Penersangkaan Dua Koordinator Aliansi Masyarakat Pati Dinilai Serangan pada Demokrasi

2 hours ago 2

REPUBLIKA.CO.ID, SEMARANG -- Kaukus Advokat Progresif Indonesia (KAPI) mengkritik Polda Jawa Tengah (Jateng) yang menangkap dan mentersangkakan dua koordinator Aliansi Masyarakat Pati Bersatu (AMPB), yakni Teguh Istiyanto dan Supriyono alias Botok. Mereka menilai, langkah tersebut merupakan serangan balik terhadap demokrasi.

Koordinator KAPI, Nasrul Dongoran, mengatakan, penangkapan Teguh dan Botok tak profesional serta terkesan serampangan. "Pertama, penyidik melakukan penangkapan terhadap warga yang tergabung dalam AMPB tanpa surat penangkapan. Kedua, penyidik terlihat mencari-cari kesalahan warga yang berdemonstrasi dengan tuduhan menghalangi jalan atau penghasutan," kata Nasrul dalam keterangannya, Jumat (7/11/2025).

Dia pun menyoroti pasal yang diterapkan kepolisian terhadap Teguh dan Botok, yakni Pasal 192, Pasal 160, dan 169 KUHP. Menurutnya, penggunaan pasal-pasal tersebut berpotensi digunakan kepolisian untuk melakukan kriminalisasi terhadap aksi demonstrasi warga di tempat lain.

Nasrul menilai, tiga pasal yang dipakai untuk menersangkakan Teguh dan Botok membuka peluang menjadikan aparat semakin sewenang-wenang. Khususnya dalam membungkam warga yang menggelar demonstrasi.

Nasrul menyerukan agar Teguh dan Botok dibebaskan. "Hentikan praktik kill the messenger terhadap warga yang menjadi juru bicara menyampaikan aspirasi masyarakat, seperti penetapan tersangka terhadap Supriyono alias Botok dan Teguh Istiyanto," ujarnya.

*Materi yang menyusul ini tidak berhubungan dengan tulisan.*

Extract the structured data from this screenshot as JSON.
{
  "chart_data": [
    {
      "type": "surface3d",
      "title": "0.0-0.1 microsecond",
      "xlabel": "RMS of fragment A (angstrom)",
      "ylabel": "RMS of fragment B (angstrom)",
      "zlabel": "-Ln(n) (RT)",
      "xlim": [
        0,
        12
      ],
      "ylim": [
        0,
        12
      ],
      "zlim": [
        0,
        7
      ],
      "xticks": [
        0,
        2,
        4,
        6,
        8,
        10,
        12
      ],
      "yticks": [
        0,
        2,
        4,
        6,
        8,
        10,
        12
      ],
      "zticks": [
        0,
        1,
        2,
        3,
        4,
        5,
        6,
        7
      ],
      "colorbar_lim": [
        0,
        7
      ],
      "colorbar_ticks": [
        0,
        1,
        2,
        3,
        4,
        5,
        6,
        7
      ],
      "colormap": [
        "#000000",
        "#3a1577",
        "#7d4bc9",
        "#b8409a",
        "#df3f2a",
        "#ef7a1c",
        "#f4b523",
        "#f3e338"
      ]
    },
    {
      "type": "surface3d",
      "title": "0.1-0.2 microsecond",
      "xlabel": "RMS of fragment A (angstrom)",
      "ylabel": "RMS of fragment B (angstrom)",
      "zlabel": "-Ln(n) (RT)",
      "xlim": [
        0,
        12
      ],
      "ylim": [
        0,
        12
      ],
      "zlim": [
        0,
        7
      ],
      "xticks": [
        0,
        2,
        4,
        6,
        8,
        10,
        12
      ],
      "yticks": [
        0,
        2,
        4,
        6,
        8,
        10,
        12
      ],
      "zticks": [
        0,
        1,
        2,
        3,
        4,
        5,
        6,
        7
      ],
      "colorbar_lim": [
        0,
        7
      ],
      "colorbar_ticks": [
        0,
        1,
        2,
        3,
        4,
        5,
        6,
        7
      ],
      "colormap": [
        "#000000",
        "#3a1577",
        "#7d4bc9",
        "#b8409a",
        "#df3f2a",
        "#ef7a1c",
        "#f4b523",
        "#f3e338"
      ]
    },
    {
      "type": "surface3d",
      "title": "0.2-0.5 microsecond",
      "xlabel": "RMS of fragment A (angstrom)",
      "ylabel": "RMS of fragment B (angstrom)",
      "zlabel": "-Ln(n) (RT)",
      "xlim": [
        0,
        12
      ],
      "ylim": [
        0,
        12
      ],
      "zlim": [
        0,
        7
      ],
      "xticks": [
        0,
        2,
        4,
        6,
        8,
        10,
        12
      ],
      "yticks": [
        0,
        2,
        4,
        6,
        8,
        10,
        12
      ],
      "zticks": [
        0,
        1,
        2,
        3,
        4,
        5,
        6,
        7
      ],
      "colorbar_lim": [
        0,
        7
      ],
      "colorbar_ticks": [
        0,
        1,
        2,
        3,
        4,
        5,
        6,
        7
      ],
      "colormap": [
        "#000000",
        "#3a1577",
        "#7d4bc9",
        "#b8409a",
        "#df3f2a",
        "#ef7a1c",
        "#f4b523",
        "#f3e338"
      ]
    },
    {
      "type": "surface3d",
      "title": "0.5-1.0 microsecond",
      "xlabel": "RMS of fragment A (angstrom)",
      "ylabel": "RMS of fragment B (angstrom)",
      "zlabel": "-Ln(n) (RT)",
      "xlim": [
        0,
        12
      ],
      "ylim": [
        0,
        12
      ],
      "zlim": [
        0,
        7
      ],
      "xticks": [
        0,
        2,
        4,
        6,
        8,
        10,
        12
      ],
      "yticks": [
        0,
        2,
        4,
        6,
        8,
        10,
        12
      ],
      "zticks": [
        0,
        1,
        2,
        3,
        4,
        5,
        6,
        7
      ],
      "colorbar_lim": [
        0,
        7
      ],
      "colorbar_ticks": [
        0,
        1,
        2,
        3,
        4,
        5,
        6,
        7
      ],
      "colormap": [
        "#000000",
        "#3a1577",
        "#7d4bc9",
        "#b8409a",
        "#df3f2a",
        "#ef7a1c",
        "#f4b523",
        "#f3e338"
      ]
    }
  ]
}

Sementara itu Dirreskrimum Polda Jateng Kombes Pol Dwi Subagio mengatakan, dua pentolan AMPB, Teguh Istiyanto dan Supriyono alias Botok, ditetapkan sebagai tersangka bukan hanya karena melakukan pemblokiran Jalan Pantura. Keduanya juga dituduh melakukan penghasutan.

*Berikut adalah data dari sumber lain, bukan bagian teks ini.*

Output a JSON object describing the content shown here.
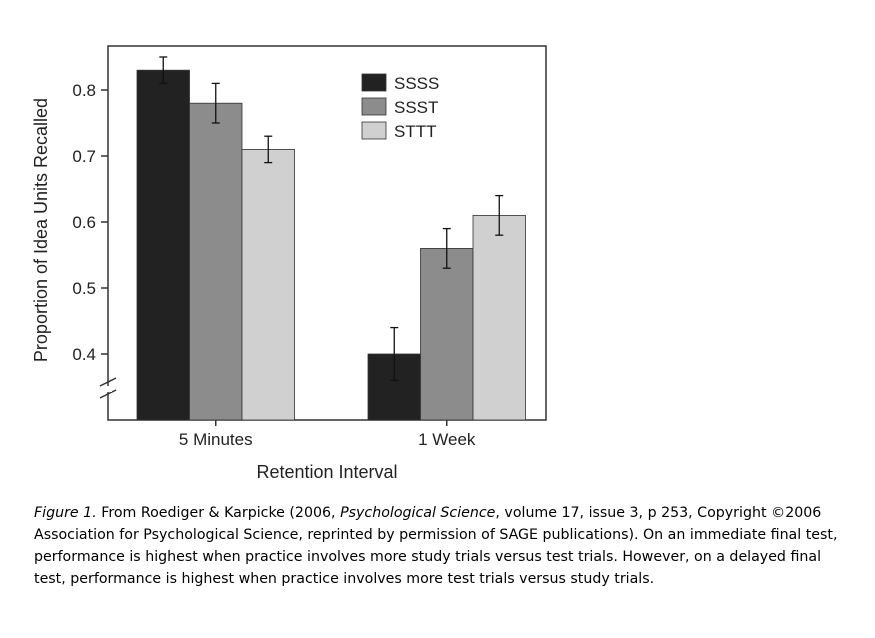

Tim Hukum AMPB sempat mempertanyakan tentang mengapa Teguh dan Botok dikenakan Pasal 192 ayat (1) KUHP tentang pengadangan jalan yang membahayakan keselamatan lalu lintas dengan ancaman pidana hingga sembilan tahun penjara. Padahal terdapat pasal dalam Undang-Undang (UU) Lalu Lintas dan Angkutan Jalan (LLAJ) yang mengatur soal pelanggaran serupa, tapi ancaman pidananya lebih ringan, yakni hanya satu tahun.

Karena alasan itu, AMPB berpendapat, penersangkaan Teguh dan Botok dengan menggunakan Pasal 192 KUHP "dipaksakan" agar mereka dapat ditahan. Namun Dirreskrimum Polda Jateng Kombes Pol Dwi Subagio menampik hal tersebut. Dia menekankan, selain Pasal 190 KUHP, Teguh dan Botok juga dikenakan Pasal 160 dan 169 KUHP.

"Kenapa kami menerapkan Pasal 160 dan 169 KUHP di samping Pasal 192, bahwa kegiatan yang dilakukan saudara Botok dengan menggunakan mobil ini suatu rangkaian kegiatan. Dia menggunakan kendaraan, dalam perjalanan menuju tempat pemblokiran, dia telah menyampaikan kata-kata menghasut agar melakukan pemblokiran. Maka kami kenakan Pasal 160, menghasut," kata Dwi, Kamis (6/11/2025).

Dia menambahkan, karena AMPB merupakan perkumpulan orang, maka Teguh dan Botok juga dikenakan Pasal 169 KUHP. "Jadi adal Pasal 160, 192, dan 169," ujarnya.